A Department of Labor prohibited transaction exemption that permits investment-advice fiduciaries to receive compensation for more types of guidance, including advice to roll over assets from a retirement plan to an individual retirement account, will go into effect Feb. 16 as scheduled, the agency said Friday.
The exemption was finalized in December under the Trump administration but needed 60 days to take effect. Upon taking office Jan. 20, the Biden administration had the ability to halt and review any rule-making effort that was not in effect, and the exemption had an uncertain fate.
"This exemption allows for important investor protections, including a stringent 'best interest' standard of care for fiduciary recommendations of rollovers from ERISA-protected retirement accounts," said Ali Khawar, deputy assistant secretary of Labor for the Employee Benefits Security Administration, in a statement.

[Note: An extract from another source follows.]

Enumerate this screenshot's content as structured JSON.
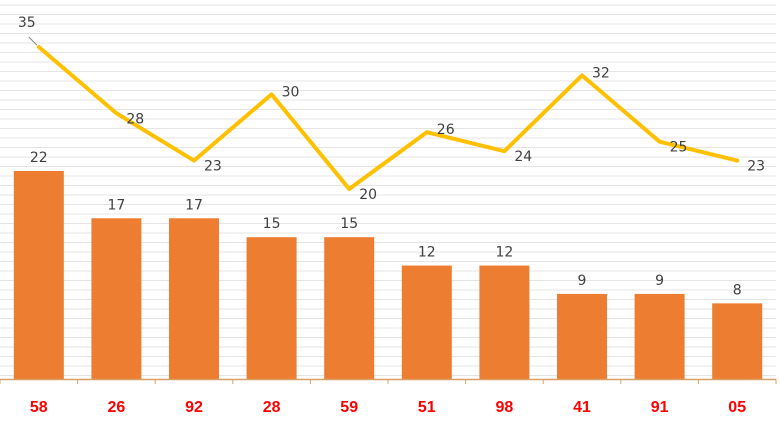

"We recognize that investment-advice providers have been preparing for the exemption, and this step will allow them to implement important system changes, Mr. Khawar said. "That said, we will continue our stakeholder outreach to determine how we might improve this exemption, the rule defining who is an investment-advice fiduciary, and related exemptions to build on this approach."

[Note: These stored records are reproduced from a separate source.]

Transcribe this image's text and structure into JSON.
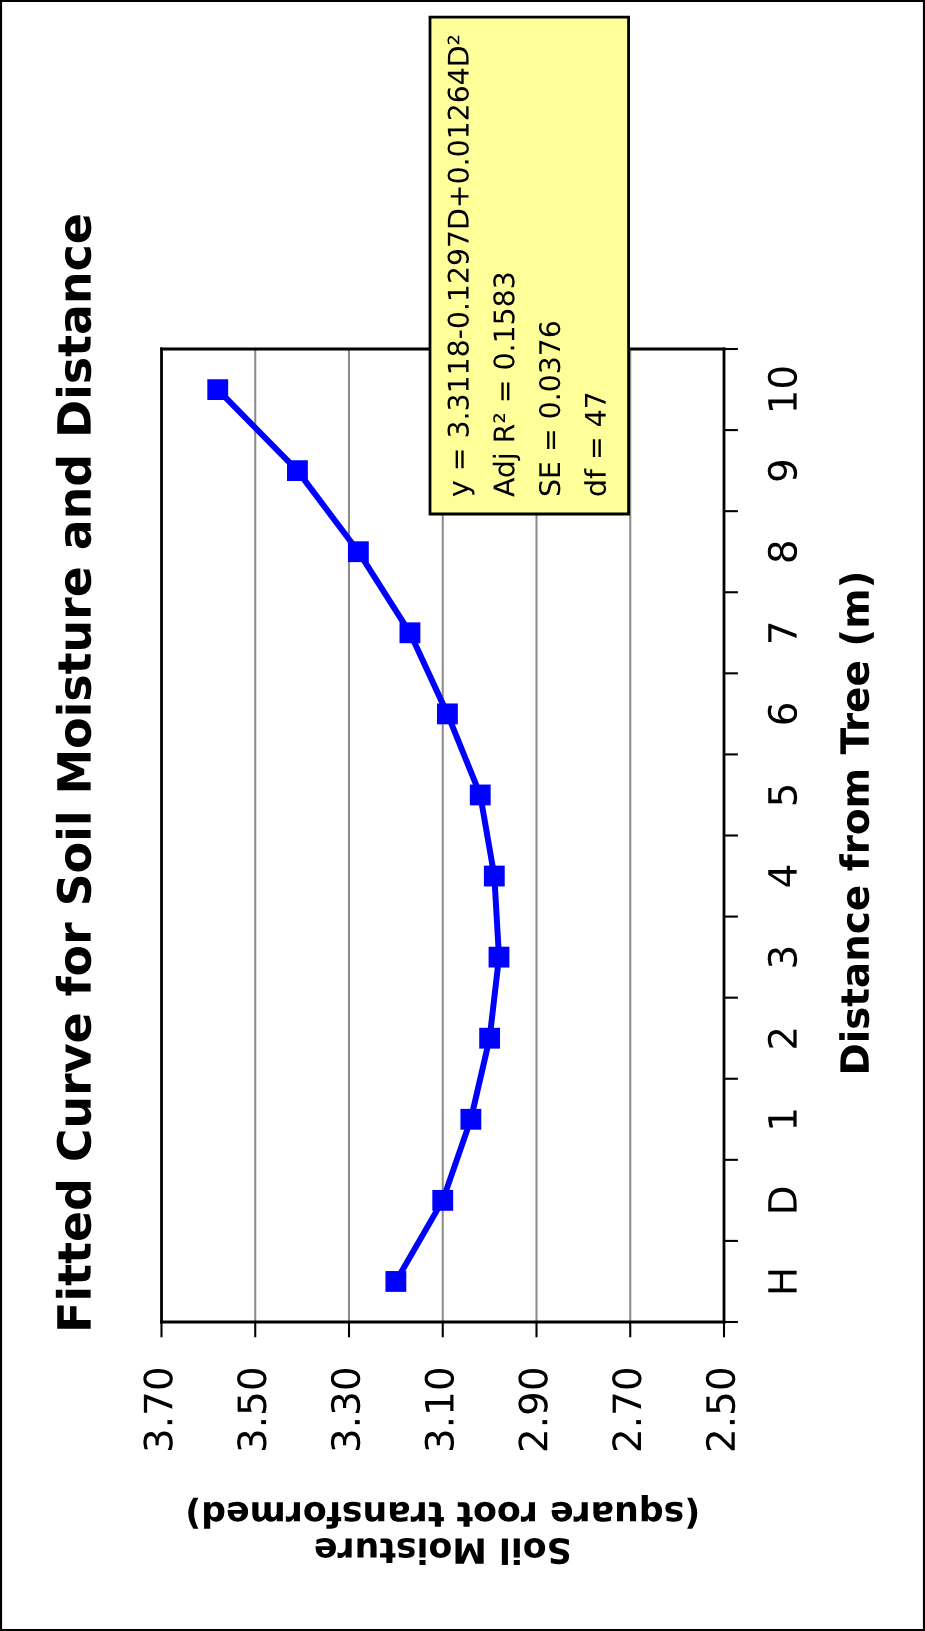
{
  "chart_data": {
    "type": "line",
    "title": "Fitted Curve for Soil Moisture and Distance",
    "xlabel": "Soil Moisture\n(square root transformed)",
    "ylabel": "Distance from Tree (m)",
    "orientation": "horizontal",
    "categories": [
      "10",
      "9",
      "8",
      "7",
      "6",
      "5",
      "4",
      "3",
      "2",
      "1",
      "D",
      "H"
    ],
    "series": [
      {
        "color": "#0000ff",
        "values": [
          3.58,
          3.41,
          3.28,
          3.17,
          3.09,
          3.02,
          2.99,
          2.98,
          3.0,
          3.04,
          3.1,
          3.2
        ]
      }
    ],
    "xlim": [
      3.7,
      2.5
    ],
    "xticks": [
      {
        "value": 3.7,
        "label": "3.70"
      },
      {
        "value": 3.5,
        "label": "3.50"
      },
      {
        "value": 3.3,
        "label": "3.30"
      },
      {
        "value": 3.1,
        "label": "3.10"
      },
      {
        "value": 2.9,
        "label": "2.90"
      },
      {
        "value": 2.7,
        "label": "2.70"
      },
      {
        "value": 2.5,
        "label": "2.50"
      }
    ],
    "grid": "x",
    "marker": "square",
    "line_style": "solid",
    "annotations": [
      "y = 3.3118-0.1297D+0.01264D²",
      "Adj R² = 0.1583",
      "SE = 0.0376",
      "df = 47"
    ]
  }
}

The Employee Retirement Income Security Act of 1974 currently prohibits investment advice fiduciaries from self-dealing, or taking actions that would provide additional compensation from transactions for themselves, their affiliates or related entities involving plans and individual retirement accounts.
Investment advice fiduciaries relying on the exemption would have to provide advice in the best interest of retirement investors and give those investors basic information about conflicts of interests, said Jeanne Klinefelter Wilson, former acting assistant secretary of labor for the EBSA under the Trump administration, on a briefing call with reporters in December.

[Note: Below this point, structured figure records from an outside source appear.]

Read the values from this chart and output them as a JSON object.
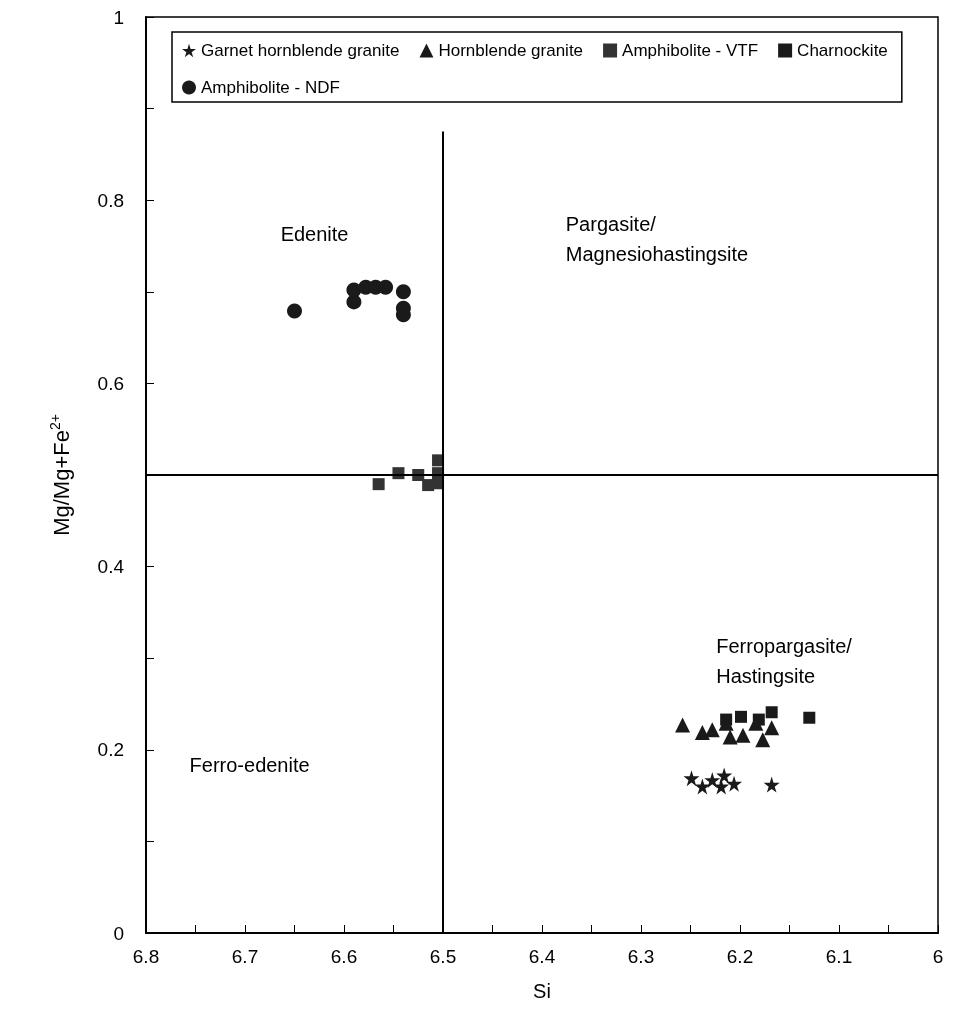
{
  "chart_data": {
    "type": "scatter",
    "xlabel": "Si",
    "ylabel": "Mg/Mg+Fe$^{2+}$",
    "xlim": [
      6.8,
      6
    ],
    "ylim": [
      0,
      1
    ],
    "xticks": [
      6.8,
      {
        "value": 6.75,
        "label": null
      },
      6.7,
      {
        "value": 6.65,
        "label": null
      },
      6.6,
      {
        "value": 6.55,
        "label": null
      },
      6.5,
      {
        "value": 6.45,
        "label": null
      },
      6.4,
      {
        "value": 6.35,
        "label": null
      },
      6.3,
      {
        "value": 6.25,
        "label": null
      },
      6.2,
      {
        "value": 6.15,
        "label": null
      },
      6.1,
      {
        "value": 6.05,
        "label": null
      },
      6
    ],
    "yticks": [
      0,
      {
        "value": 0.1,
        "label": null
      },
      0.2,
      {
        "value": 0.3,
        "label": null
      },
      0.4,
      {
        "value": 0.5,
        "label": null
      },
      0.6,
      {
        "value": 0.7,
        "label": null
      },
      0.8,
      {
        "value": 0.9,
        "label": null
      },
      1
    ],
    "legend": "top",
    "grid": false,
    "series": [
      {
        "name": "Garnet hornblende granite",
        "color": "#1a1a1a",
        "marker": "star",
        "x": [
          6.249,
          6.238,
          6.228,
          6.219,
          6.216,
          6.206,
          6.168
        ],
        "values": [
          0.169,
          0.16,
          0.167,
          0.16,
          0.172,
          0.163,
          0.162
        ]
      },
      {
        "name": "Hornblende granite",
        "color": "#1a1a1a",
        "marker": "triangle",
        "x": [
          6.258,
          6.238,
          6.228,
          6.214,
          6.21,
          6.197,
          6.184,
          6.177,
          6.168
        ],
        "values": [
          0.227,
          0.219,
          0.222,
          0.229,
          0.214,
          0.216,
          0.229,
          0.211,
          0.224
        ]
      },
      {
        "name": "Amphibolite - VTF",
        "color": "#333333",
        "marker": "square",
        "x": [
          6.565,
          6.545,
          6.525,
          6.515,
          6.505,
          6.505,
          6.505
        ],
        "values": [
          0.49,
          0.502,
          0.5,
          0.489,
          0.516,
          0.502,
          0.491
        ]
      },
      {
        "name": "Charnockite",
        "color": "#1a1a1a",
        "marker": "square",
        "x": [
          6.214,
          6.199,
          6.181,
          6.168,
          6.13
        ],
        "values": [
          0.233,
          0.236,
          0.233,
          0.241,
          0.235
        ]
      },
      {
        "name": "Amphibolite - NDF",
        "color": "#1a1a1a",
        "marker": "circle",
        "x": [
          6.65,
          6.59,
          6.59,
          6.578,
          6.568,
          6.558,
          6.54,
          6.54,
          6.54
        ],
        "values": [
          0.679,
          0.689,
          0.702,
          0.705,
          0.705,
          0.705,
          0.7,
          0.682,
          0.675
        ]
      }
    ],
    "ref_lines": [
      {
        "axis": "x",
        "value": 6.5,
        "color": "#000000"
      },
      {
        "axis": "y",
        "value": 0.5,
        "color": "#000000"
      }
    ],
    "annotations": [
      "Edenite",
      "Pargasite/\nMagnesiohastingsite",
      "Ferropargasite/\nHastingsite",
      "Ferro-edenite"
    ]
  }
}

Mr. Khawar, who is the EBSA's current acting head, said the agency in the coming days will publish related guidance for retirement investors, employee benefit plans and investment advice providers.
"We are pleased that the Department of Labor has decided to proceed with the new exemption, which contains important protections for plan participants and certainty for plan advisers who want to work with those participants." said Brian Graff, CEO of the American Retirement Association. "We look forward to the opportunity to work with the Labor Department as they develop guidance and continue to improve this exemption in the months ahead."
Upon proposing the exemption June 29, the Labor Department also issued a final rule reinstating the five-part test used to determine whether an investment professional or financial institution is a fiduciary. It was in 2016 that the Labor Department under the Obama administration finalized a rule, commonly known as the fiduciary rule, that aimed to replace the five-part test by broadening the definition on when a person or entity is taking on fiduciary responsibilities. The 2016 rule was struck down in federal court in 2018.
The Securities and Exchange Commission's own best-interest standard, known as Reg BI, went into effect in June, but the debate on investment advice and exactly who is a fiduciary is likely to continue under the Biden administration.